While the size of big data sets continues to increase to encompass larger and larger magnitudes of data, the ability to store and manipulate these data sets will inevitably outpace the physical memory and processing power available. Though moving from disk memory storage to much quicker In-Memory approaches to manipulating data is a great advancement, eventually even more slick methods will have to be employed to be able to keep in pace with the demand for big data solutions that data management systems will be faced with down the road.
Perhaps one way to look at the problem is to consider that data, rather than being represented as a string of bits in some memory buffer somewhere, is itself not such a tangible object. Rather, the idea of dealing with data may move from being so straight forward to being more of an implied process. In some sense, programmers have already toyed with this concept in a limited capacity.
Data Compression Used To Imply Data Exists When It Is Not There
The beauty of a process like data compression is that we rely on the implication that data exists, even if the data in question is not readily being expressed in a set of bits. Since we are relying on the implication that data exists, rather than expressing the data outright, this saves us potentially huge amounts of space in memory.
However, improving on how this process of implying data works is a key to saving even more memory. If we think of memory being a box, and data being the sand in our box, manipulating the expression of the amount of sand in our box opens up more room in our box for more sand. In other words, a compressed data set is an implied memory storage process, since the process of decompression leads to re-expanding the set back to its original size.
Another process that leverages the idea of implied data is matrix multiplication. Multiplying a 1 by n row matrix with an n by 1 column matrix produces an n by n square matrix. The result is implied, even before the multiplication is carried out, simply from what we know about matrix multiplication and the mechanics behind such a process.
Image Source: Pixabay
This in turn implies that space can be saved by storing the information of the end product as the two original matricies, where we only need to carry out the multiplication step, if and only if we need to view the implied information being storred.
Data Expansion Implying Data That Is There Does Not Really Exist
Another side of this coin is data expansion.
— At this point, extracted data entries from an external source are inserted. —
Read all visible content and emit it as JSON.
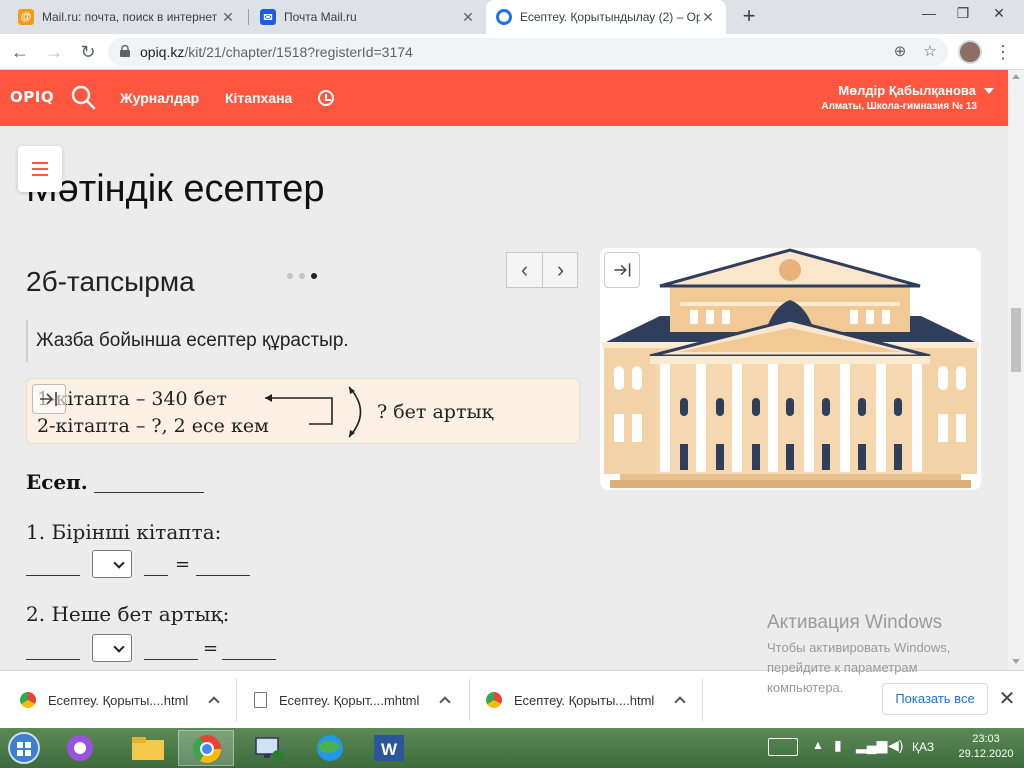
{
  "browser": {
    "tabs": [
      {
        "title": "Mail.ru: почта, поиск в интернет",
        "color": "#f59b1c"
      },
      {
        "title": "Почта Mail.ru",
        "color": "#1b5fe0"
      },
      {
        "title": "Есептеу. Қорытындылау (2) – Op",
        "color": "#1a73e8",
        "active": true
      }
    ],
    "new_tab_glyph": "+",
    "url_host": "opiq.kz",
    "url_path": "/kit/21/chapter/1518?registerId=3174"
  },
  "site": {
    "logo": "OPIQ",
    "nav": [
      "Журналдар",
      "Кітапхана"
    ],
    "user_name": "Мөлдір Қабылқанова",
    "user_school": "Алматы, Школа-гимназия № 13",
    "accent": "#ff5640"
  },
  "page": {
    "title": "Мәтіндік есептер",
    "task_title": "2б-тапсырма",
    "instruction": "Жазба бойынша есептер құрастыр.",
    "scheme": {
      "line1": "1-кітапта – 340 бет",
      "line2": "2-кітапта – ?, 2 есе кем",
      "question": "? бет артық"
    },
    "esep_label": "Есеп.",
    "questions": [
      {
        "label": "1. Бірінші кітапта:",
        "equals": "="
      },
      {
        "label": "2. Неше бет артық:",
        "equals": "="
      }
    ],
    "pager": {
      "prev": "‹",
      "next": "›"
    }
  },
  "watermark": {
    "title": "Активация Windows",
    "text": "Чтобы активировать Windows, перейдите к параметрам компьютера."
  },
  "downloads": {
    "items": [
      "Есептеу. Қорыты....html",
      "Есептеу. Қорыт....mhtml",
      "Есептеу. Қорыты....html"
    ],
    "show_all": "Показать все"
  },
  "taskbar": {
    "lang": "ҚАЗ",
    "time": "23:03",
    "date": "29.12.2020"
  }
}
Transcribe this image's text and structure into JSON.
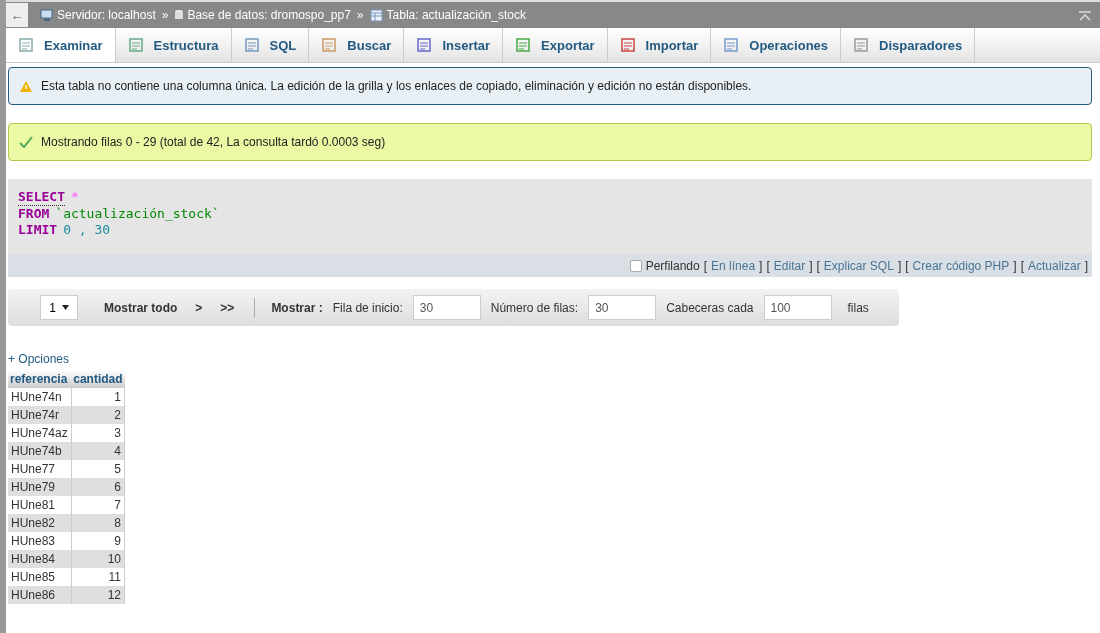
{
  "topbar": {
    "back": "←",
    "separator": "»",
    "crumbs": [
      {
        "kind": "server",
        "label": "Servidor: localhost"
      },
      {
        "kind": "database",
        "label": "Base de datos: dromospo_pp7"
      },
      {
        "kind": "table",
        "label": "Tabla: actualización_stock"
      }
    ]
  },
  "tabs": [
    {
      "kind": "browse",
      "label": "Examinar",
      "selected": true
    },
    {
      "kind": "structure",
      "label": "Estructura",
      "selected": false
    },
    {
      "kind": "sql",
      "label": "SQL",
      "selected": false
    },
    {
      "kind": "search",
      "label": "Buscar",
      "selected": false
    },
    {
      "kind": "insert",
      "label": "Insertar",
      "selected": false
    },
    {
      "kind": "export",
      "label": "Exportar",
      "selected": false
    },
    {
      "kind": "import",
      "label": "Importar",
      "selected": false
    },
    {
      "kind": "operations",
      "label": "Operaciones",
      "selected": false
    },
    {
      "kind": "triggers",
      "label": "Disparadores",
      "selected": false
    }
  ],
  "notice": {
    "text": "Esta tabla no contiene una columna única. La edición de la grilla y los enlaces de copiado, eliminación y edición no están disponibles."
  },
  "success": {
    "text": "Mostrando filas 0 - 29 (total de 42, La consulta tardó 0.0003 seg)"
  },
  "sql": {
    "lines": [
      [
        {
          "kind": "keyword",
          "text": "SELECT"
        },
        {
          "kind": "operator",
          "text": "*"
        }
      ],
      [
        {
          "kind": "keyword",
          "text": "FROM"
        },
        {
          "kind": "string",
          "text": "`actualización_stock`"
        }
      ],
      [
        {
          "kind": "keyword",
          "text": "LIMIT"
        },
        {
          "kind": "number",
          "text": "0 , 30"
        }
      ]
    ],
    "profiling": {
      "label": "Perfilando",
      "checked": false
    },
    "bracket_open": "[",
    "bracket_close": "]",
    "links": [
      "En línea",
      "Editar",
      "Explicar SQL",
      "Crear código PHP",
      "Actualizar"
    ]
  },
  "navigation": {
    "page": "1",
    "show_all": "Mostrar todo",
    "next": ">",
    "last": ">>",
    "show_label": "Mostrar :",
    "start_label": "Fila de inicio:",
    "start_value": "30",
    "rows_label": "Número de filas:",
    "rows_value": "30",
    "headers_label": "Cabeceras cada",
    "headers_value": "100",
    "rows_suffix": "filas"
  },
  "options_link": "+ Opciones",
  "table": {
    "columns": [
      "referencia",
      "cantidad"
    ],
    "rows": [
      [
        "HUne74n",
        "1"
      ],
      [
        "HUne74r",
        "2"
      ],
      [
        "HUne74az",
        "3"
      ],
      [
        "HUne74b",
        "4"
      ],
      [
        "HUne77",
        "5"
      ],
      [
        "HUne79",
        "6"
      ],
      [
        "HUne81",
        "7"
      ],
      [
        "HUne82",
        "8"
      ],
      [
        "HUne83",
        "9"
      ],
      [
        "HUne84",
        "10"
      ],
      [
        "HUne85",
        "11"
      ],
      [
        "HUne86",
        "12"
      ]
    ]
  }
}
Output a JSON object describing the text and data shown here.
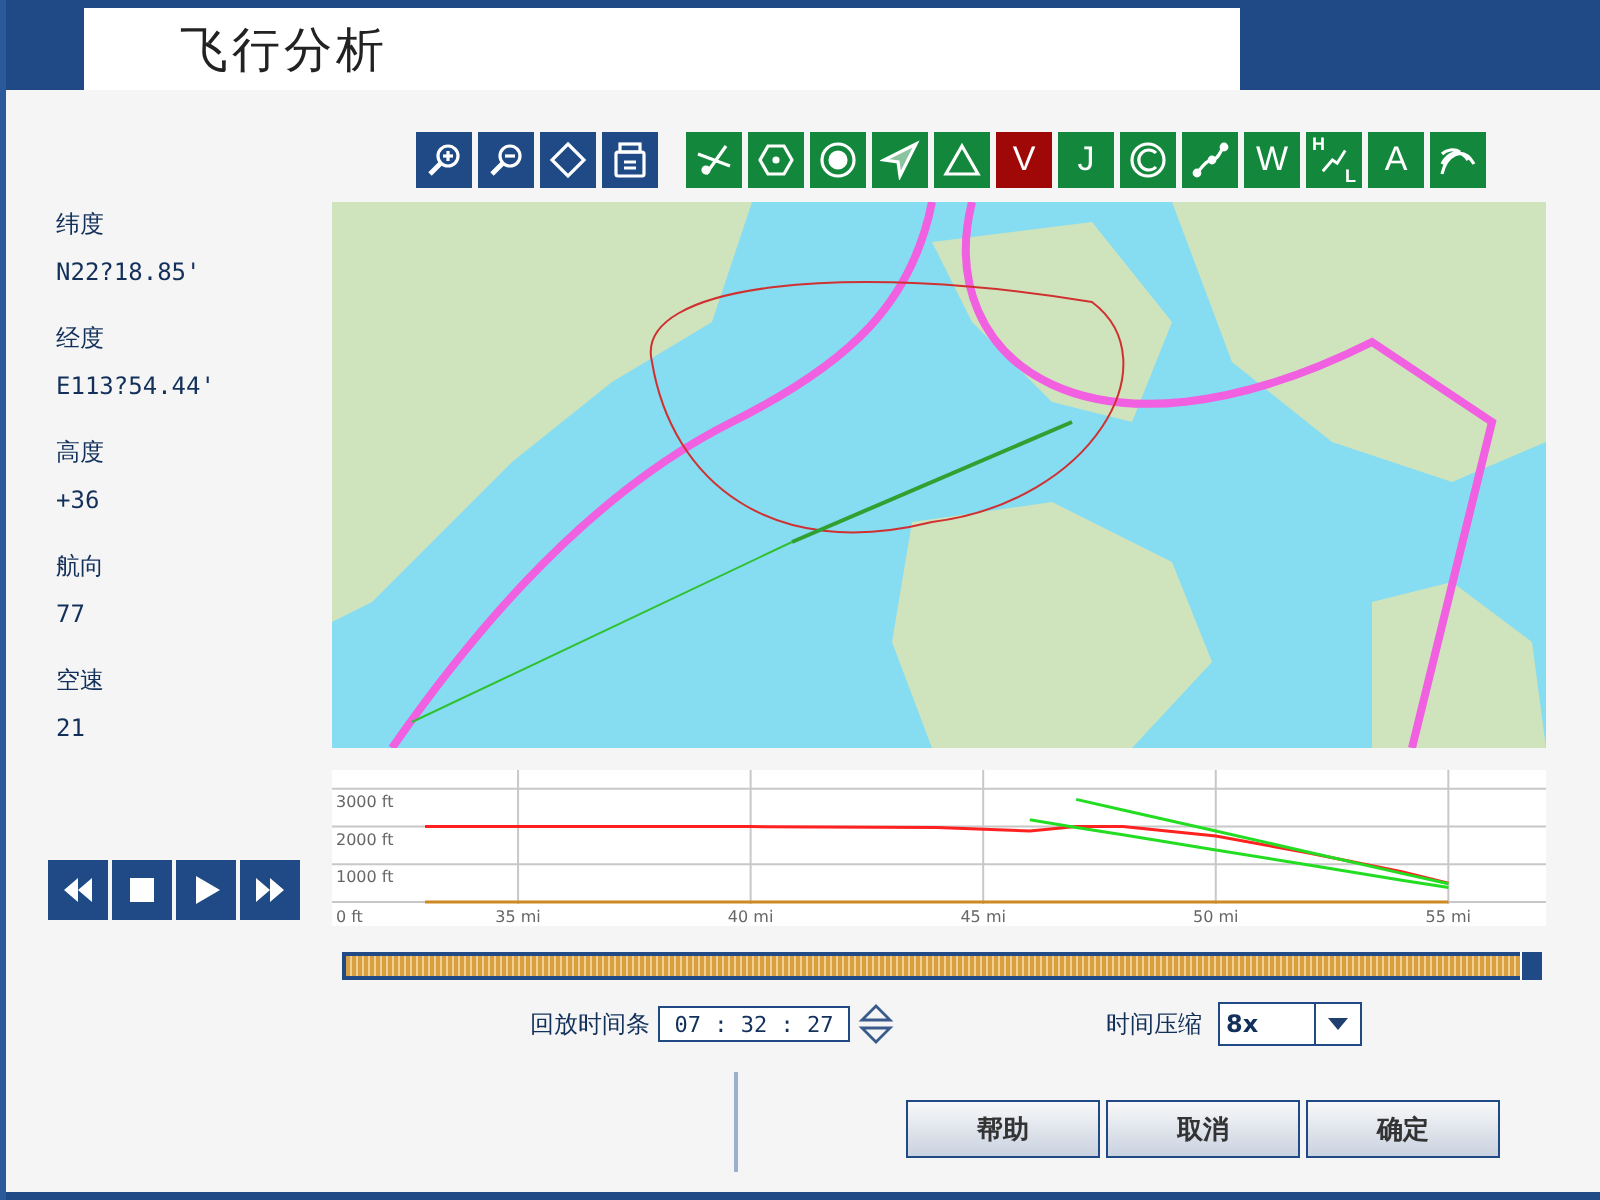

A classic example of expanding information in a system that represents objects that are not really there is found in the physical phenomenon of gravitational lensing. As light bends around massive objects, the same galaxy is seen from multiple angles, even though only one instance of the galaxy truly exists.
In a similar manner, massive blocks of data that appears to be repeating over and over again in a big data set may itself be behaving like the information in a gravitational lensing situation. Compressing these instances of data once again allows us to imply that data exists in these large spaces without having to represent this data in its expanded form. In this sense, processing and manipulating the compressed data blocks increases our processing speed. It is also important to note that because big data sets are so large, the opportunity to take advantage of methods involving implied data increases.